Currently, infrared small targets typically have very low contrast (less than 0.15), a low signal-to-noise ratio (less than 1.5), and occupy less than 0.15% of the image's total pixels [
6]. These characteristics make the detection of infrared small targets a challenging problem. Currently, two primary detection methods are employed: detection-based tracking, which uses single-frame images followed by tracking, and tracking-based detection, which employs continuous frame images followed by detection [
7]. However, due to rapid changes in both target and background within real environments, especially during rapid motion of the infrared sensor, the trajectory captured by tracking may deviate from the target's actual path. This deviation increases computational complexity and limits the practical application of this method [
8]. Therefore, studying single-frame detection methods is particularly important.
Depending on the principles of the detection methods, single-frame infrared target detection approaches are primarily divided into three categories [
9], filtering-based methods, local contrast-based methods, and data structure-based methods. Although filtering-based methods are widely applied [
10,
11,
12], they are constrained by smooth and slowly changing backgrounds, lack robustness to variations in target size, and struggle with targets exhibiting low signal-to-noise ratios. Local contrast-based methods [
13] depend on the significant difference between targets and the background but are prone to generating False Positive when there is substantial interference in the background. Data structure-based methods, such as low-rank matrix recovery [
14], dictionary learning [
15], and tensor modeling [
16], enhance detection performance but perform poorly in handling heterogeneous and dynamic backgrounds and are sensitive to noise.

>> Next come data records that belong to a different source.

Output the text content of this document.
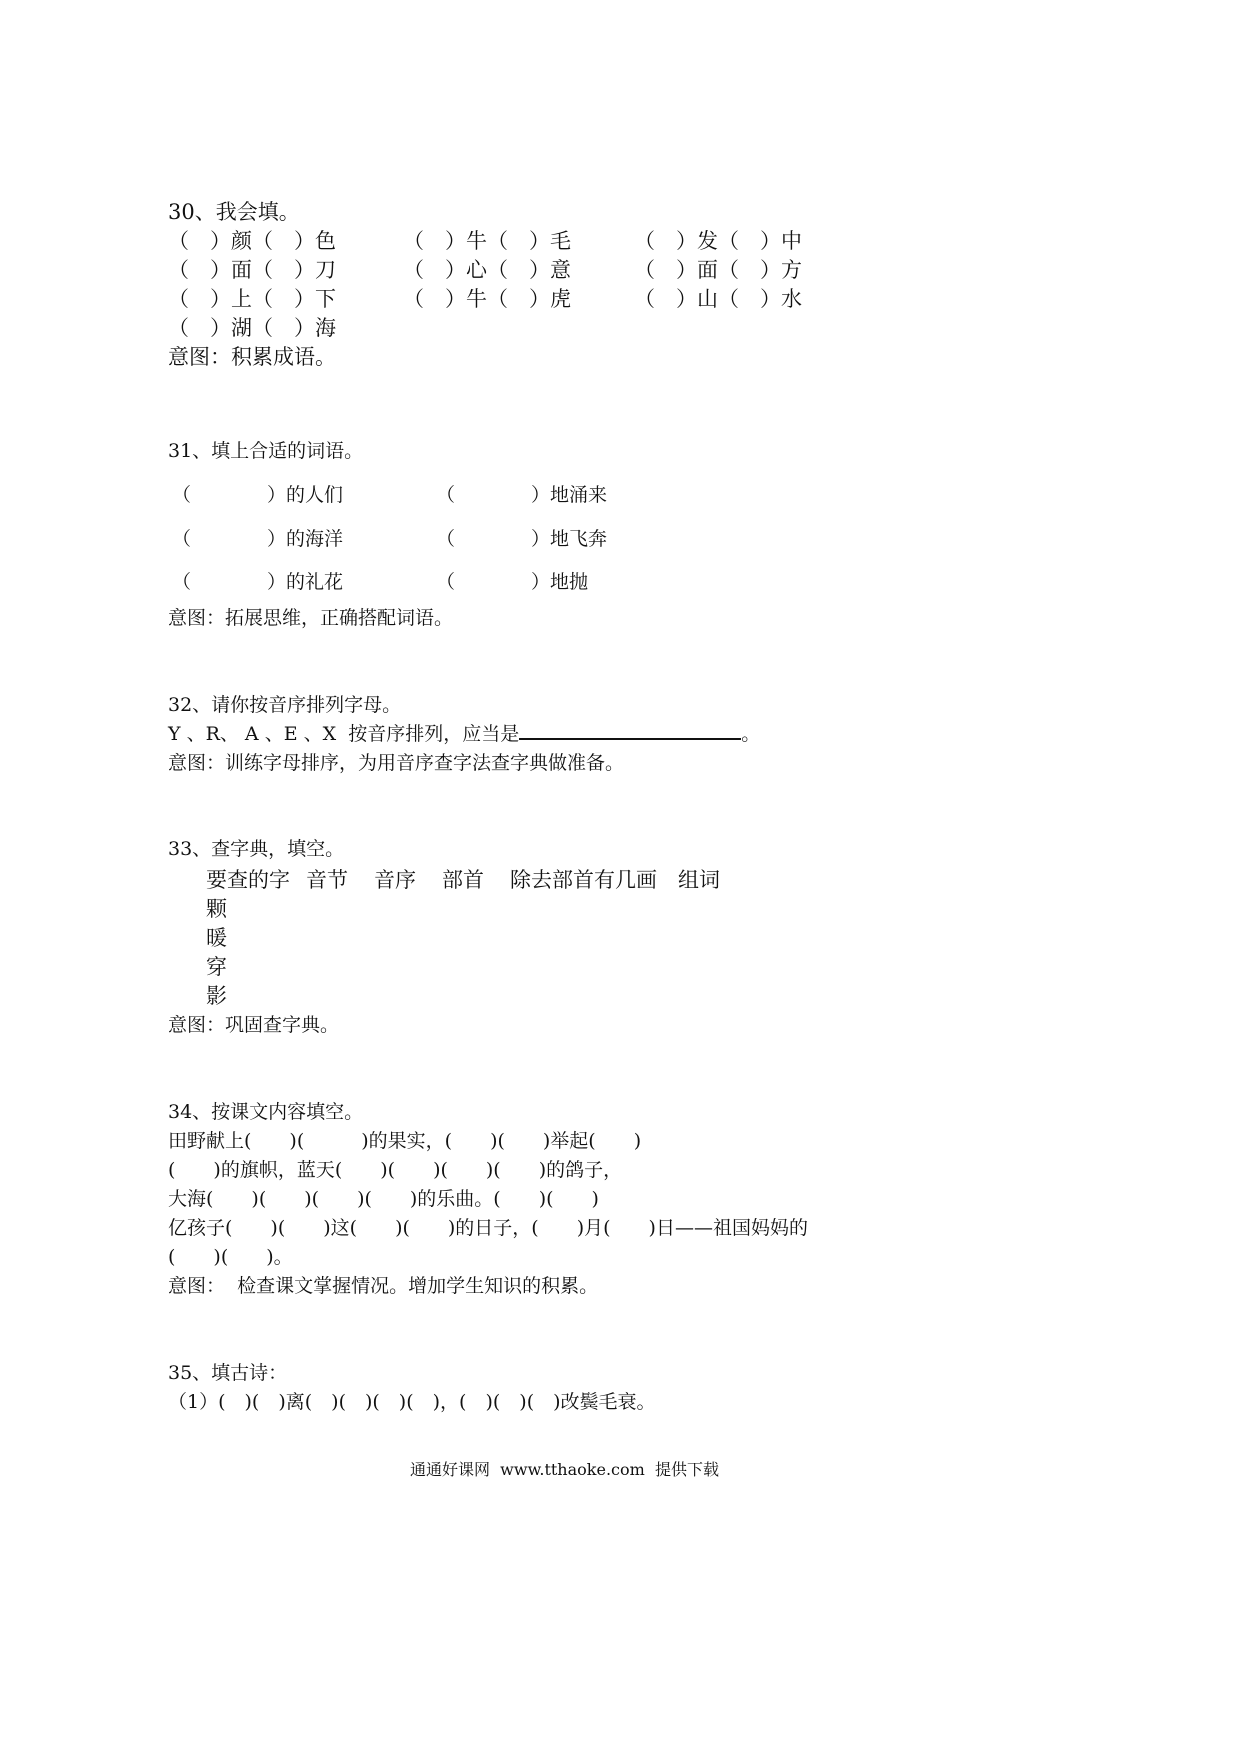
30、我会填。
（　）颜（　）色	（　）牛（　）毛	（　）发（　）中
（　）面（　）刀	（　）心（　）意	（　）面（　）方
（　）上（　）下	（　）牛（　）虎	（　）山（　）水
（　）湖（　）海
意图：积累成语。
31、填上合适的词语。
（　　　　）的人们	（　　　　）地涌来
（　　　　）的海洋	（　　　　）地飞奔
（　　　　）的礼花	（　　　　）地抛
意图：拓展思维，正确搭配词语。
32、请你按音序排列字母。
Y 、R、 A 、E 、X  按音序排列，应当是	。
意图：训练字母排序，为用音序查字法查字典做准备。
33、查字典，填空。
要查的字 音节 音序 部首 除去部首有几画 组词
颗
暖
穿
影
意图：巩固查字典。
34、按课文内容填空。
田野献上(　　)(　　　)的果实，(　　)(　　)举起(　　)
(　　)的旗帜，蓝天(　　)(　　)(　　)(　　)的鸽子，
大海(　　)(　　)(　　)(　　)的乐曲。(　　)(　　)
亿孩子(　　)(　　)这(　　)(　　)的日子，(　　)月(　　)日——祖国妈妈的
(　　)(　　)。
意图：  检查课文掌握情况。增加学生知识的积累。
35、填古诗：
（1）(　)(　)离(　)(　)(　)(　)，(　)(　)(　)改鬓毛衰。
通通好课网  www.tthaoke.com  提供下载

Unlike traditional machine learning methods that require expert knowledge and experience to manually design feature extractors, deep learning algorithms learn feature extraction automatically from datasets through end-to-end training [
13]. Current deep learning algorithms for target detection can be categorized into two-stage and single-stage algorithms. Two-stage algorithms, such as region-based convolutional neural network [
17] and its faster [
18], generate candidate regions before performing target classification and localization. Single-stage algorithms, including single shot multibox detector [
19] and You Only Look Once (YOLO) [
20], predict the target class and the corresponding bounding box location directly from the image. Compared to two-stage algorithms, single-stage algorithms offer the advantages of simplicity, speed, and efficiency. However, one directly applies deep learning methods to infrared small target detection still faces several challenges.
(i) The low resolution of infrared images and the small size of targets make it difficult to clearly distinguish and locate the targets within the images.

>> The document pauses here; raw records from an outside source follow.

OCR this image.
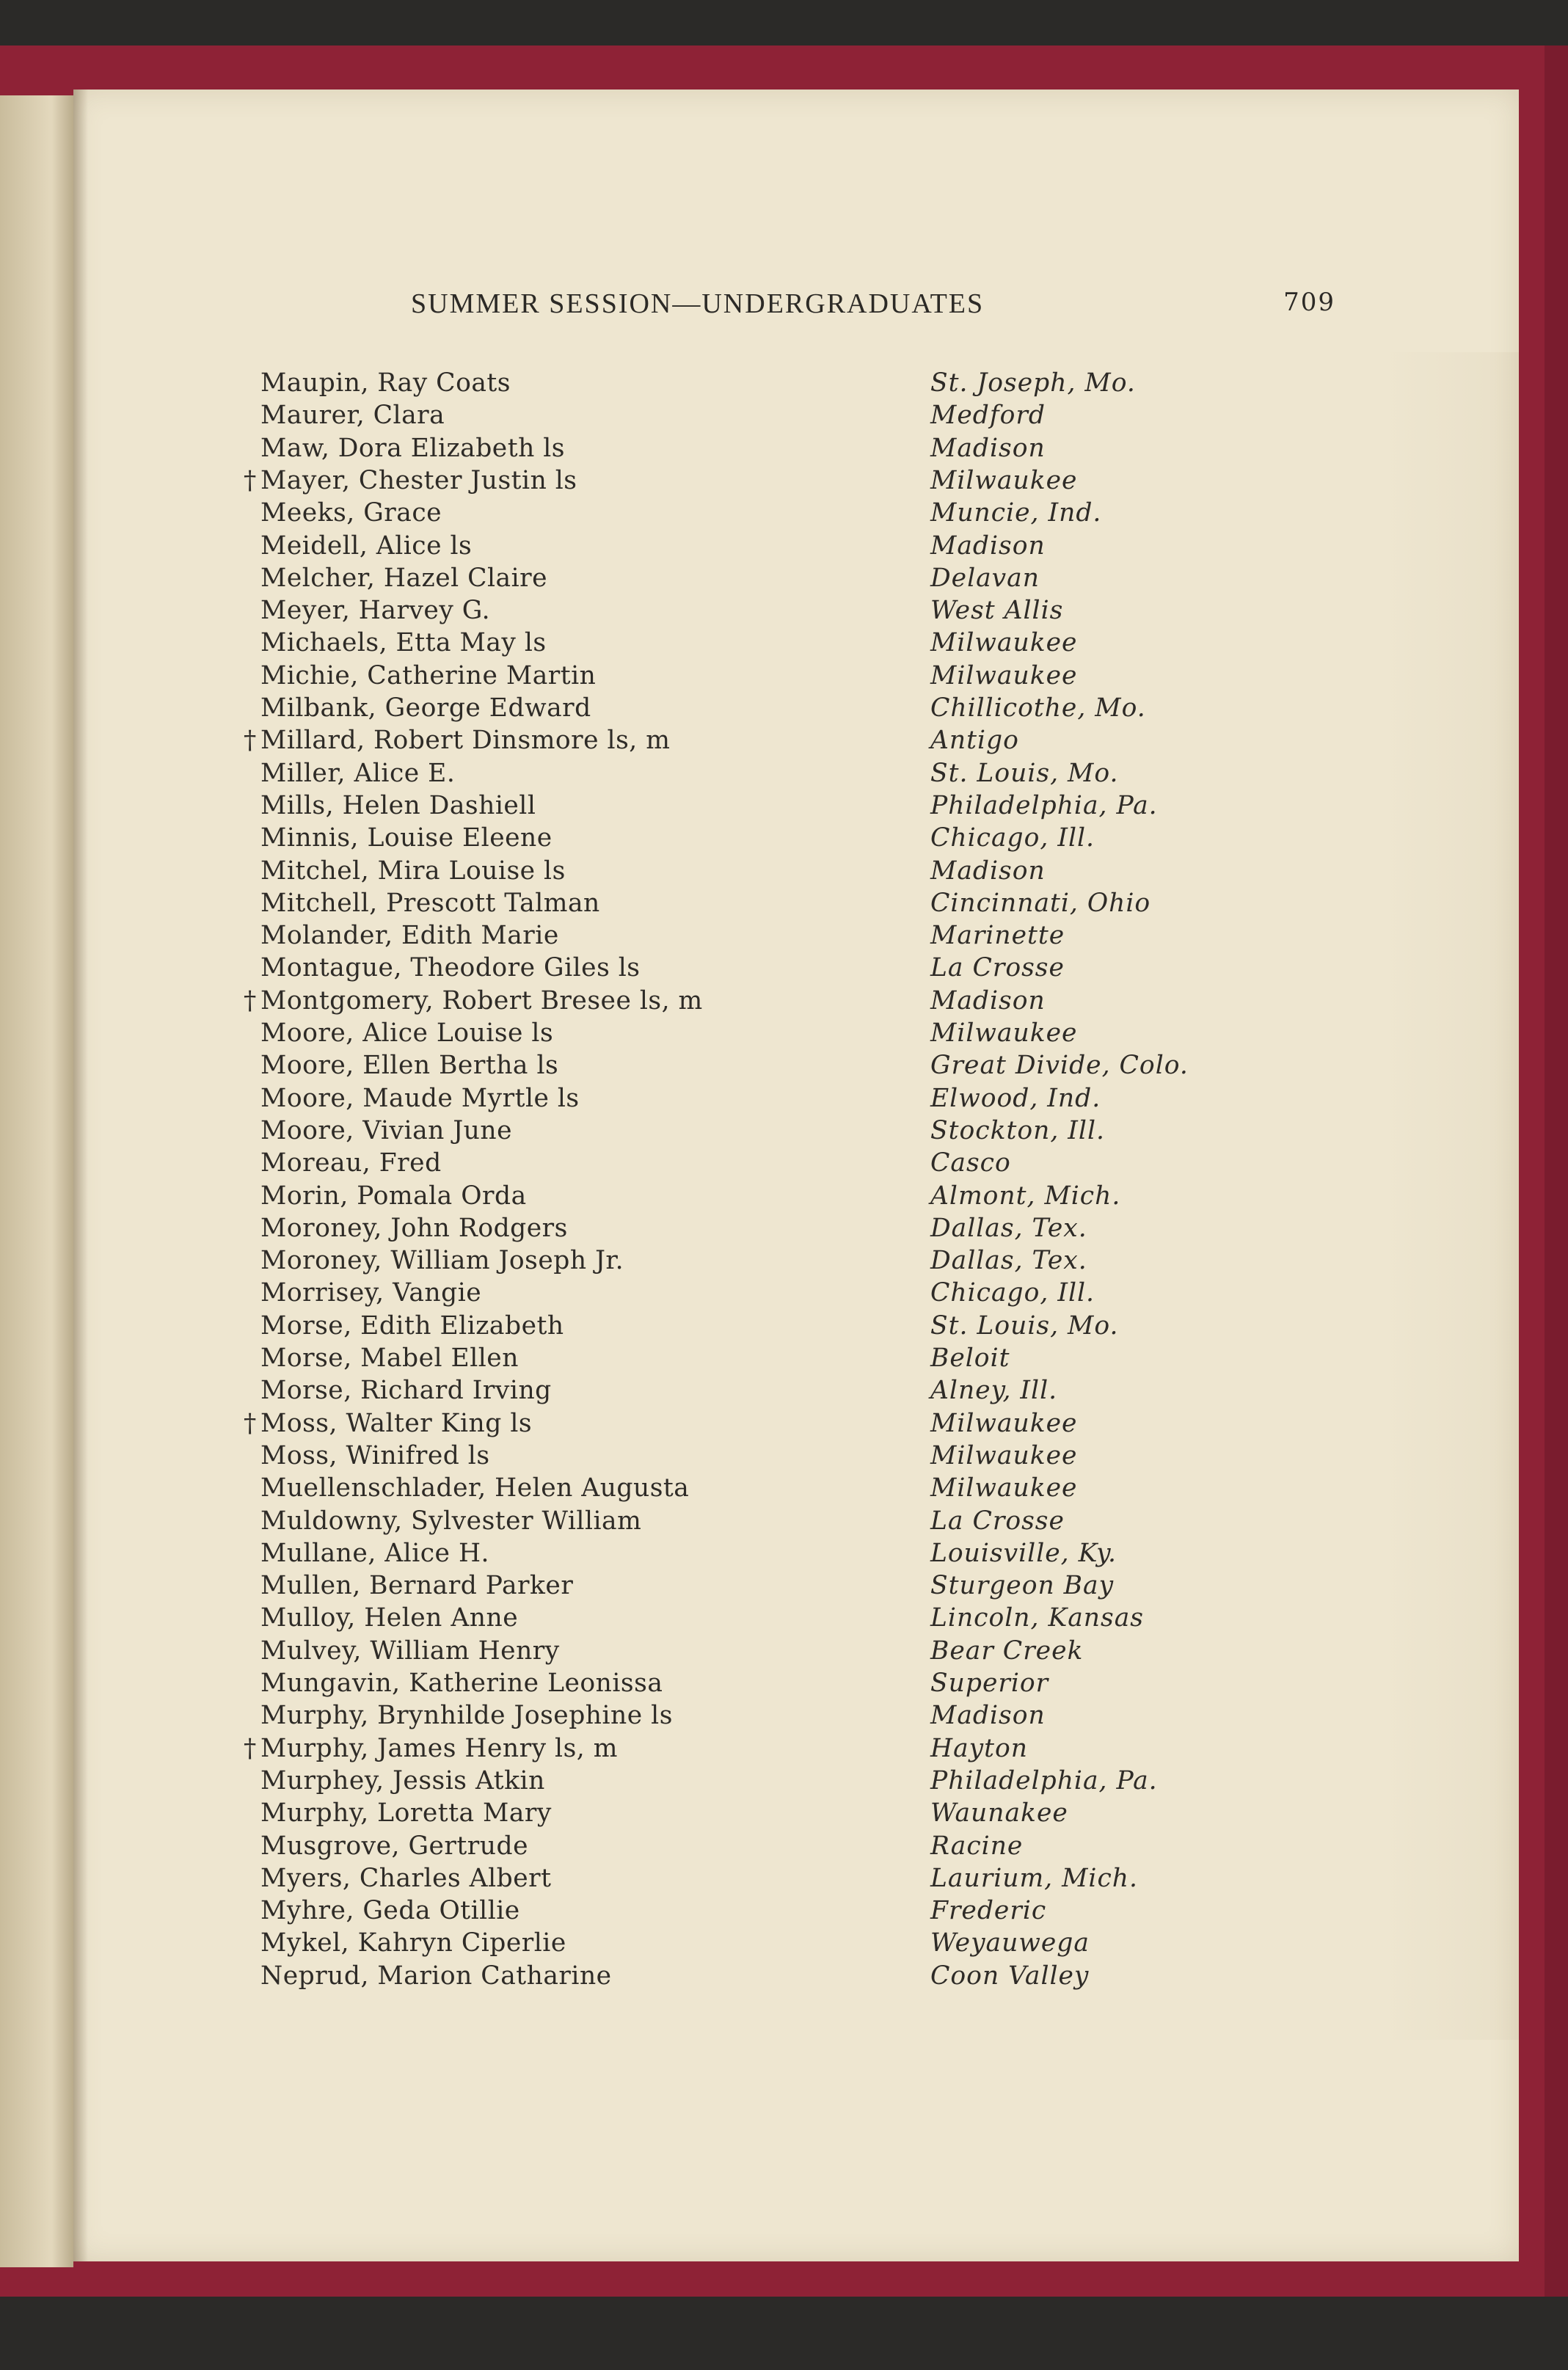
SUMMER SESSION—UNDERGRADUATES	709
Maupin, Ray Coats	St. Joseph, Mo.
Maurer, Clara	Medford
Maw, Dora Elizabeth ls	Madison
† Mayer, Chester Justin ls	Milwaukee
Meeks, Grace	Muncie, Ind.
Meidell, Alice ls	Madison
Melcher, Hazel Claire	Delavan
Meyer, Harvey G.	West Allis
Michaels, Etta May ls	Milwaukee
Michie, Catherine Martin	Milwaukee
Milbank, George Edward	Chillicothe, Mo.
† Millard, Robert Dinsmore ls, m	Antigo
Miller, Alice E.	St. Louis, Mo.
Mills, Helen Dashiell	Philadelphia, Pa.
Minnis, Louise Eleene	Chicago, Ill.
Mitchel, Mira Louise ls	Madison
Mitchell, Prescott Talman	Cincinnati, Ohio
Molander, Edith Marie	Marinette
Montague, Theodore Giles ls	La Crosse
† Montgomery, Robert Bresee ls, m	Madison
Moore, Alice Louise ls	Milwaukee
Moore, Ellen Bertha ls	Great Divide, Colo.
Moore, Maude Myrtle ls	Elwood, Ind.
Moore, Vivian June	Stockton, Ill.
Moreau, Fred	Casco
Morin, Pomala Orda	Almont, Mich.
Moroney, John Rodgers	Dallas, Tex.
Moroney, William Joseph Jr.	Dallas, Tex.
Morrisey, Vangie	Chicago, Ill.
Morse, Edith Elizabeth	St. Louis, Mo.
Morse, Mabel Ellen	Beloit
Morse, Richard Irving	Alney, Ill.
† Moss, Walter King ls	Milwaukee
Moss, Winifred ls	Milwaukee
Muellenschlader, Helen Augusta	Milwaukee
Muldowny, Sylvester William	La Crosse
Mullane, Alice H.	Louisville, Ky.
Mullen, Bernard Parker	Sturgeon Bay
Mulloy, Helen Anne	Lincoln, Kansas
Mulvey, William Henry	Bear Creek
Mungavin, Katherine Leonissa	Superior
Murphy, Brynhilde Josephine ls	Madison
† Murphy, James Henry ls, m	Hayton
Murphey, Jessis Atkin	Philadelphia, Pa.
Murphy, Loretta Mary	Waunakee
Musgrove, Gertrude	Racine
Myers, Charles Albert	Laurium, Mich.
Myhre, Geda Otillie	Frederic
Mykel, Kahryn Ciperlie	Weyauwega
Neprud, Marion Catharine	Coon Valley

(ii) Repeated downsampling leads to the loss of small target information in deeper feature maps, significantly reducing the detection capability of the model.
(iii) There is a significant imbalance between targets and background in the images, causing the model to focus more on background features rather than target features.

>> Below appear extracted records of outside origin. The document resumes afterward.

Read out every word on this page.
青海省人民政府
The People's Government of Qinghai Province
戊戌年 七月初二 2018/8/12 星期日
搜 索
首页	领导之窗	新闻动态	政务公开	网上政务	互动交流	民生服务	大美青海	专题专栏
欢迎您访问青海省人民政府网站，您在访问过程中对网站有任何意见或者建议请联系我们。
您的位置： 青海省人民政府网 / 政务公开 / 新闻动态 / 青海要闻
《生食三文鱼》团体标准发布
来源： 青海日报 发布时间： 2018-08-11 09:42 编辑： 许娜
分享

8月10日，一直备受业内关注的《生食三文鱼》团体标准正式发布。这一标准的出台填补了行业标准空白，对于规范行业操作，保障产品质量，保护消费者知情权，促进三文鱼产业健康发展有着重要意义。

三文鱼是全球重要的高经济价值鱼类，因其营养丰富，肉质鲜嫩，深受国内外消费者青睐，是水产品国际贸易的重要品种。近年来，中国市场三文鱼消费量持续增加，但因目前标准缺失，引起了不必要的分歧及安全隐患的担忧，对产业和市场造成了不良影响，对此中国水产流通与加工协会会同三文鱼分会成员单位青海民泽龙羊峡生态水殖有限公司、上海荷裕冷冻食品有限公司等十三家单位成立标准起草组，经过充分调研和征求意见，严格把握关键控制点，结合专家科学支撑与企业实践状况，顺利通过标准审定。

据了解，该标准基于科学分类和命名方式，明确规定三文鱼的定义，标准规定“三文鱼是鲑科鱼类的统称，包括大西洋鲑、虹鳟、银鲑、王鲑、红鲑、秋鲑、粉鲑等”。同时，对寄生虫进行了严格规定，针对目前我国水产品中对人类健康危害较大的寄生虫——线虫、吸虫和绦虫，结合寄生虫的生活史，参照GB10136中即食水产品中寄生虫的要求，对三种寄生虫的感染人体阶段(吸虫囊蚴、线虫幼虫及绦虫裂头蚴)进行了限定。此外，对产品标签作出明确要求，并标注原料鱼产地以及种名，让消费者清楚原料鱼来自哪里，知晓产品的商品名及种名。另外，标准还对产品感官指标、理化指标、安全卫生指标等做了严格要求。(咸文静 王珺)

To address the above problems, this paper is based on the 8th version of YOLO [
21] improvement. According to the characteristics of infrared small targets, we propose a new network model. The main works are as follows. First, the space-to-depth convolution (SPDConv) module replaces the maximum pooling and sampling layers [
22], which improves the feature representation capability by capturing the global feature information, thus enhancing the detection of small targets. Then, increases the pyramid level 2 (P2) feature map with minimum receptive field in the neck of the model to reduce the loss of position information during feature map downsampling; meanwhile, the x-small detection head [
23] is added to further enhance the detection accuracy of small targets. Thirdly, adaptive threshold focal loss function [
24] is proposed to replace the cross-entropy loss function in the original network model. By dynamically adjusting the loss weights, it enhances the model's focus on difficult-to-detect targets and significantly improves the overall detection performance. This proposed network model is named SPT-YOLO, where S refers to the SPDConv structure, P means for the P2 feature map added to the feature pyramid network, and T is the adaptive threshold focal loss function. Finally, self-collected infrared small target dataset, infrared small object detection (IR-SOD) covers diverse scenes and target classes, including cars and ships.
In summary, the contributions of this work can be outlined as follows.
(1) A non-strided convolution replaces the traditional max-pooling and strided convolution modules, enhancing the model's ability to capture complex details.
(2) The P2 feature map, which has the smallest receptive field, is integrated into the feature pyramid network, and an additional x-small detection head is introduced, effectively improving the detection performance for small targets.
(3) An adaptive threshold focal loss function replaces the cross-entropy loss function in the original model, dynamically adjusting weights to enhance focus on hard-to-detect targets, significantly improving overall performance. Furthermore, a self-collected infrared small object dataset, IR-SOD, is constructed, covering diverse scenes and target types, providing crucial support for model training and validation.